30年後を見通したビジョンの必要性

 事業部ごとのボトムアップ型の事業計画は必ず「現状肯定型」になる。自分たちが過去数年やってきたことを自分たちで否定するはずがないからである。仮に業績が頭打ちになってきたとしても、何らかの特殊事情、もしくは戦術レベルの誤算が原因であって、事業部の存立基盤には何ら問題がないと結論づけ、戦術レベルの対策のみに専念する。

 業績が頭打ちになっている事業の場合、原因の多くは市場環境の変化に対応できなくなっている点にある。かつては市場ニーズに適合し、競合の脅威も少なく、最適な技術を活用してきた事業であっても、市場ニーズが高度化・細分化し、新興国の競合がキャッチアップし、代替的な技術も登場してくれば、成長はたいてい鈍化する。このように「過去」と「現在」を比較すれば、自社事業のポジションが劣化していることは明らかであるが、当事者である事業部はそのことを認めない。表面上の業績を糊塗するために、隣接領域に進出して売上をかさ上げし、自社の得意領域から離れて戦うために利益率のさらなる低下を招く。何年かのあいだは、それで業績低下に歯止めをかけたように見せることができたとしても、本質的な課題は解決されないままとなる。

「過去」と「現在」を比較する手法の限界はここにある。劣化したポジションを何かで埋め合わせれば、当面の間は生き延びられるような気になれる。しかし、それは中間管理職の目線でしかなく、成長戦略にはなりえない。経営リーダーの目線に立って成長戦略を考えるならば、逆に「将来」と「現在」を比較することが重要になるのである。

 当該事業の将来の市場環境はどうなっているだろうか。市場のどのセグメントが成長し、どのようなニーズが重視され、どのような競合が参入し、どのような技術が利用可能になっているか。そのなかで、自社事業が「今のまま」のポジションを続けていけばどうなるのか。逆に「望ましい」ポジションにたどり着くためには何をしなければならないのか。このようなことを構想するのである。こうした着眼をすることによってはじめて、「今のまま」のポジションに固執していてはダメになる、という現状否定が可能になる。

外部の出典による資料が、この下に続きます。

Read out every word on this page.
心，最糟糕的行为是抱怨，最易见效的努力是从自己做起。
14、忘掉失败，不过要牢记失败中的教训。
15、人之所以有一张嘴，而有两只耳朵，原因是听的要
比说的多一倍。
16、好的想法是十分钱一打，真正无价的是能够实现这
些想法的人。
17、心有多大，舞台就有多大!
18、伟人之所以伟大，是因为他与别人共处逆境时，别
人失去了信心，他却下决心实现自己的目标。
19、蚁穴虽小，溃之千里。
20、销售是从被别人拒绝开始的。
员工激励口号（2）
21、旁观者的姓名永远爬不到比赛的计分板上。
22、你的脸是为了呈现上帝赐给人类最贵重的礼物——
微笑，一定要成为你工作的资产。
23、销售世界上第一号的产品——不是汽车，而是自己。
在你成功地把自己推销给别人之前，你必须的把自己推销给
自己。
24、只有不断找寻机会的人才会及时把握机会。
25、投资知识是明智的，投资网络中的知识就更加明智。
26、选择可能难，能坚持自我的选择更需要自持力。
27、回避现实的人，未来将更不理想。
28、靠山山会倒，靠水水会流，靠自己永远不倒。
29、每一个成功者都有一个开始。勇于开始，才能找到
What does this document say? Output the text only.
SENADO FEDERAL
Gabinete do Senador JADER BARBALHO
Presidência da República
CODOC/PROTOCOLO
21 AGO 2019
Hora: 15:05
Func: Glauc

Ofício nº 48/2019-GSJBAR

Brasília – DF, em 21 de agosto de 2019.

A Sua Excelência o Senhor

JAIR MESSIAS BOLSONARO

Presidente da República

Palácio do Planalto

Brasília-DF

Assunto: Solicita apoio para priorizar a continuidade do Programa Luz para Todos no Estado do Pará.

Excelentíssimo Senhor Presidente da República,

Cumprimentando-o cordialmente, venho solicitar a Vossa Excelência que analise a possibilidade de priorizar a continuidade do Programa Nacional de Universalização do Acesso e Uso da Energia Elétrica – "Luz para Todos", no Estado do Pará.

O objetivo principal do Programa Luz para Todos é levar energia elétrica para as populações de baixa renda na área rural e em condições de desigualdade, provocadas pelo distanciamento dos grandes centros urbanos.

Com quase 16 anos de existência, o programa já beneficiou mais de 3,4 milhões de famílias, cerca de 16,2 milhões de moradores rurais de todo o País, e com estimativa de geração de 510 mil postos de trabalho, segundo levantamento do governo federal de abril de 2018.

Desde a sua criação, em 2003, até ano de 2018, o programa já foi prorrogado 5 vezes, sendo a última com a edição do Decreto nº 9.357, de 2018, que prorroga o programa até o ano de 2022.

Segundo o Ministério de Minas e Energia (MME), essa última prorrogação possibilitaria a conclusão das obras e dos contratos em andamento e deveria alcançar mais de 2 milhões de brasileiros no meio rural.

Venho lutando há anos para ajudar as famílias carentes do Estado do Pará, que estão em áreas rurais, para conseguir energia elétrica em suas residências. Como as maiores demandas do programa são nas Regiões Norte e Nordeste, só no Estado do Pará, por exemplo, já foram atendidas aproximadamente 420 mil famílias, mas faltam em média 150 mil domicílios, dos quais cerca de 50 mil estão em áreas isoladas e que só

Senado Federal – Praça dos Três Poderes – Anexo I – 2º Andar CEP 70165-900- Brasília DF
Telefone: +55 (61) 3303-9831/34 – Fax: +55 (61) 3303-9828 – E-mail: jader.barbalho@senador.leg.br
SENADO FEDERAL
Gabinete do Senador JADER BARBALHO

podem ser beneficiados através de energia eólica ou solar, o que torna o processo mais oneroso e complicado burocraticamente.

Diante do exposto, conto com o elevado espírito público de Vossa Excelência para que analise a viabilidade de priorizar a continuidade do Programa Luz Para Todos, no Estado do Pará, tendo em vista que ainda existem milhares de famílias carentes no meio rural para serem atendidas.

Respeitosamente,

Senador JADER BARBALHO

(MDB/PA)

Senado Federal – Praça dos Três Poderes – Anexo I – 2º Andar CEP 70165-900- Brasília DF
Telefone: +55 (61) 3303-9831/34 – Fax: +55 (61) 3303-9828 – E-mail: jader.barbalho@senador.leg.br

 日本企業ではとくに、「和を以て尊しとなす」という共同体的な組織運営がなされるために、現状否定によっておこる軋轢を避けようとする傾向が強い。しかし、現状がずるずると地盤沈下を起こしているならば、誰かが現状否定の声を上げなければならない。他の部門は、無用な軋轢を避けようとするので、そうした声を上げてはくれない。事業部自らで現状否定をするか、経営層がトップダウンで現状否定をするしかない。そうした現状否定を前向きなかたちで行うために必要なのが、「将来」を構想することなのである。

 では、どの程度の「将来」を構想すればよいのだろうか。そこで本連載では、30年後の将来を構想するところから入る。30年後くらいまでであれば、世界の人口統計(デモグラフィ)から、大きな方向性が予測できるからである。逆に言えば、それより先の将来のことはさすがに予測が困難である。つまり、ある程度の根拠をもって見通せる最大値は、30年程度ということになる。ここまでロングレンジで構想するのであれば、世界景気のサイクルや為替、個別の技術トピックなどは、短期的要因として捨象してもかまわない。多少の曲折はあったとしても、「進んでいく方向性はこちらだ」と見通せればよいのである。

 もちろん、30年の長期経営計画を立てようと言っているのではない。30年後の世界のメガ・トレンドがどちらに向かっていくのかをまず理解することが重要であり、それをもとに各社・各業界の事情に応じた長期経営計画を構想し、そこに向かっていくための変革プランを立案していけばよいのである。